Rest home worker granted suppression for ‘dumb’ selfie

A teenage rest home worker who posted a selfie on Instagram with an elderly woman patient on the toilet in the background has been granted suppression so that she can “move on”.

Christchurch District Court Judge Jane Farish told her: “A lot of young people are really reckless with their cellphones. They do dumb things. This was a really dumb thing.”

The sentencing hearing was told in a clinical psychologist’s report that the woman was young, anxious, and had a history of major depressive episodes. “She is prone to catastrophising her circumstances,” the clinician reported.

The woman was 18 when she posted the picture to her Instagram account with a comment about sharing her love of her work. She did not realise that the rest home and the woman’s family would be able to see the posting.

The 88-year-old woman had cognitive difficulties at the time and had since died. She was not exposed in any way in the picture, and both she and the teenager were smiling in the selfie.

Judge Farish said the posting was “lighthearted” but she told the teenager: “The family are gravely angry with you.”

The woman pleaded guilty last year, but sought a discharge without conviction today on the charge of recklessly making an intimate visual recording.

Judge Farish said that the rest home worker had been embarrassed by her “significant abuse of trust in terms of your care of the resident”. Privacy was really important for the care of elderly residents.

Defence counsel Shannon-Leigh Litt had presented material showing that the woman had been well liked, and well regarded in the work she did at the home. She sought the discharge to ensure the teenager could continue to work in an area she enjoyed.

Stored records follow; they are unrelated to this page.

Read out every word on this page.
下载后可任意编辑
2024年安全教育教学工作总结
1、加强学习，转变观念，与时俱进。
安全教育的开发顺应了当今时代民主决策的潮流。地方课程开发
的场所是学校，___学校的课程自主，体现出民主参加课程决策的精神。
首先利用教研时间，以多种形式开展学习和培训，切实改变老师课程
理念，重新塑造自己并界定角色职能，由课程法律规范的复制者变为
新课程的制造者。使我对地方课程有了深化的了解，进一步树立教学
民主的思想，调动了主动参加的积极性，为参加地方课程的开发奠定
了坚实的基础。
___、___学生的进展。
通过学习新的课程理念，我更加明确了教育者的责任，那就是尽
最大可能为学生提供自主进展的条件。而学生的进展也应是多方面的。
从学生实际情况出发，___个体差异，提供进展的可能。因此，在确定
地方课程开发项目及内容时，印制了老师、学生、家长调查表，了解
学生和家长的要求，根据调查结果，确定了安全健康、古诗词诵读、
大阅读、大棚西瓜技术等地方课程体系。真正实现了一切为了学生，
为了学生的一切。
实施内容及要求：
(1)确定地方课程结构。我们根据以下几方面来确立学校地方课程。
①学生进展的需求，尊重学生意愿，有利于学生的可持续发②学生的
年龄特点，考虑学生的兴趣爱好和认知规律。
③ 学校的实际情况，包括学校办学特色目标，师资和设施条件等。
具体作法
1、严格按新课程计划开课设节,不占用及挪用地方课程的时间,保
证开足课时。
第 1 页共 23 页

She now has another job, with an employer who knows about the offending. She hopes to move on to nursing work, which would mean an eventual application to the Nursing Council.

The judge decided that she would not grant a discharge without conviction, but she agreed to grant final name suppression. This would enable the woman to “move on and gain qualifications”.

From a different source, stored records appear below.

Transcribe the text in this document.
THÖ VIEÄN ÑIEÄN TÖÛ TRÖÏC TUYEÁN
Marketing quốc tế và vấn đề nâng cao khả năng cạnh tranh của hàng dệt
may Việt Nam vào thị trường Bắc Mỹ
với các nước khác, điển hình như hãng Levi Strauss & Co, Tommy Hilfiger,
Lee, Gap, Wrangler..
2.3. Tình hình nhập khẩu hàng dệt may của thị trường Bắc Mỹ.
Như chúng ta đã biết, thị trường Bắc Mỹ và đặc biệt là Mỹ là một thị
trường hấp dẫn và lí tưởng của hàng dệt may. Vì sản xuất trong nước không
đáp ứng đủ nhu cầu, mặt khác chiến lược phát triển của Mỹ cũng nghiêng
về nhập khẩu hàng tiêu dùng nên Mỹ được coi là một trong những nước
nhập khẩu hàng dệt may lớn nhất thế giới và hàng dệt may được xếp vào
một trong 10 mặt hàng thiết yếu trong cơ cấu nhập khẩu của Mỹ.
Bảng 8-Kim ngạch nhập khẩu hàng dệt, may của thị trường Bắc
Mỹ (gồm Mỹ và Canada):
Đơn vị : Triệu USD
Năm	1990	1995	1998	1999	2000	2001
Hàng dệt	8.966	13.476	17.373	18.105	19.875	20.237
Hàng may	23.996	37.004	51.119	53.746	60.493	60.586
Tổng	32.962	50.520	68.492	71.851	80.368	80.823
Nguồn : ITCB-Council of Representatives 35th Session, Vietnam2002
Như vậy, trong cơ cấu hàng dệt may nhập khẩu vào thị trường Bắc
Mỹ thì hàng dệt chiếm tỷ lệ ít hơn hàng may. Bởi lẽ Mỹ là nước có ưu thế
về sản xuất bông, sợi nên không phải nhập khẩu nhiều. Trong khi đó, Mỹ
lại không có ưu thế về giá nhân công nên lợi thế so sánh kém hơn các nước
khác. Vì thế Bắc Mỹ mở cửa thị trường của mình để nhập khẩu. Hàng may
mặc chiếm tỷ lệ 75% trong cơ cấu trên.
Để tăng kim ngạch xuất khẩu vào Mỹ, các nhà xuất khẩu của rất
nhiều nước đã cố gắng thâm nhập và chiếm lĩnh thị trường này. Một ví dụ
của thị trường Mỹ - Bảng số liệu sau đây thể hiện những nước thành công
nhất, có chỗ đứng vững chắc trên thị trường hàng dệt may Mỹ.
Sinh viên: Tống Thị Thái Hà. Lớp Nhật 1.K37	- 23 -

She noted that the woman was assessed as having a profound sense of shame and embarrassment and had significant worries about her future aspirations. She remained clinically depressed and in a brittle mental state.

Judge Farish imposed no penalty, other than a $500 payment to the elderly woman’s family for emotional harm reparations.

After the hearing, the woman said through her lawyer, Miss Litt, that she was genuinely remorseful and had been working to improve herself.